Preference-based systems offer the opportunity to measure changes in terms of societal HSVs without the resource requirements of direct measurement. However, in reality, many clinical trials in osteoporosis do not utilize preference-based systems. Choosing outcome measurement instruments for clinical trials involves serious tradeoffs. Researchers must balance the need to maximize measurement precision for the detection of differences against practicality of administration and limits in available resources. With these concerns in mind, unless cost-utility analysis is a specific research aim, investigators often favor disease-specific measures over the generic preference-based instruments because the former focus on the key aspects targeted by treatment. Therefore, HSVs required for economic evaluation are rarely available from trial participants.

There are situations in which researchers wish to conduct cost-utility analysis without measuring health states directly. They may choose to use age- and sex-specific HSVs from a published source, such as time tradeoff-based values of current health from a population sample [11]. However, populations used to estimate published HSVs may be different from the population of interest in important ways. To address this challenge, methods have been developed to estimate HSVs from data provided by more widely used outcome measures. Several methods have been explored to estimate HSVs from the SF-36 [1214], the SF-12 [1521], condition-specific tools [2225], and national survey instruments and therefore allow the calculation of QALYs [2, 26]. The objectives of this study were to provide a model to predict societal HSVs from the preference-based systems EQ-5D-US and SF-6D using data from the OPAQ and to characterize the impact of osteoporotic fracture in terms of mean OPAQ dimension scores and EQ-5D-US and SF-6D HSVs by fracture type.

Methods

Study population

This is a secondary analysis of pooled data from two studies of persons at least 50 years old with a non-traumatic fracture within the prior 5 years recruited at Dartmouth-Hitchcock Medical Center in Lebanon, NH and the Mayo Clinic in Rochester, MN [27, 28]. The first study included women with non-traumatic fractures of the hip or spine within the prior 5 years, and the second included men with non-traumatic fractures of the hip and spine and women with fractures in other locations.

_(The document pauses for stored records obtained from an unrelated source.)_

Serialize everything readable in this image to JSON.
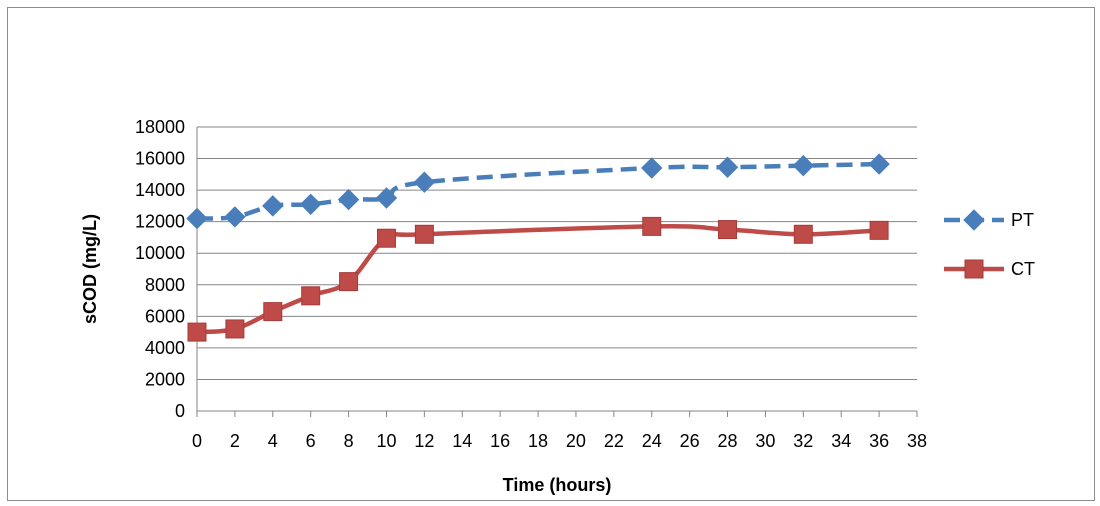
{
  "chart_data": {
    "type": "line",
    "title": "",
    "xlabel": "Time (hours)",
    "ylabel": "sCOD (mg/L)",
    "xlim": [
      0,
      38
    ],
    "ylim": [
      0,
      18000
    ],
    "x_ticks": [
      "0",
      "2",
      "4",
      "6",
      "8",
      "10",
      "12",
      "14",
      "16",
      "18",
      "20",
      "22",
      "24",
      "26",
      "28",
      "30",
      "32",
      "34",
      "36",
      "38"
    ],
    "y_ticks": [
      "0",
      "2000",
      "4000",
      "6000",
      "8000",
      "10000",
      "12000",
      "14000",
      "16000",
      "18000"
    ],
    "grid": "horizontal",
    "legend_position": "right",
    "series": [
      {
        "name": "PT",
        "color": "#4a7ebb",
        "line_style": "dashed",
        "marker": "diamond",
        "x": [
          0,
          2,
          4,
          6,
          8,
          10,
          12,
          24,
          28,
          32,
          36
        ],
        "y": [
          12200,
          12300,
          13000,
          13100,
          13400,
          13500,
          14500,
          15400,
          15450,
          15550,
          15650
        ]
      },
      {
        "name": "CT",
        "color": "#be4b48",
        "line_style": "solid",
        "marker": "square",
        "x": [
          0,
          2,
          4,
          6,
          8,
          10,
          12,
          24,
          28,
          32,
          36
        ],
        "y": [
          5000,
          5200,
          6300,
          7300,
          8200,
          10950,
          11200,
          11700,
          11500,
          11200,
          11450
        ]
      }
    ]
  }
}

Fracture categorizations used in this study were based on published expert panel classifications [29]. In summary, three main fracture locations of hip, vertebra, and wrist were identified, and fracture classification criteria were created for other fractures in order to characterize their effects relative to these more common fractures. A panel of physician experts familiar with aspects of osteoporosis-related fractures defined the following “like” categories: (1) like a hip = shaft/distal femur, proximal tibia/fibula; (2) like a spine = cervical spine, ribs, sternum, clavicle, scapula, pelvis; (3) like a wrist = humerus, shaft/proximal radius, ankle, distal tibia/fibula; and (4) like a finger/toe = hand/fingers, foot/toes, and patella.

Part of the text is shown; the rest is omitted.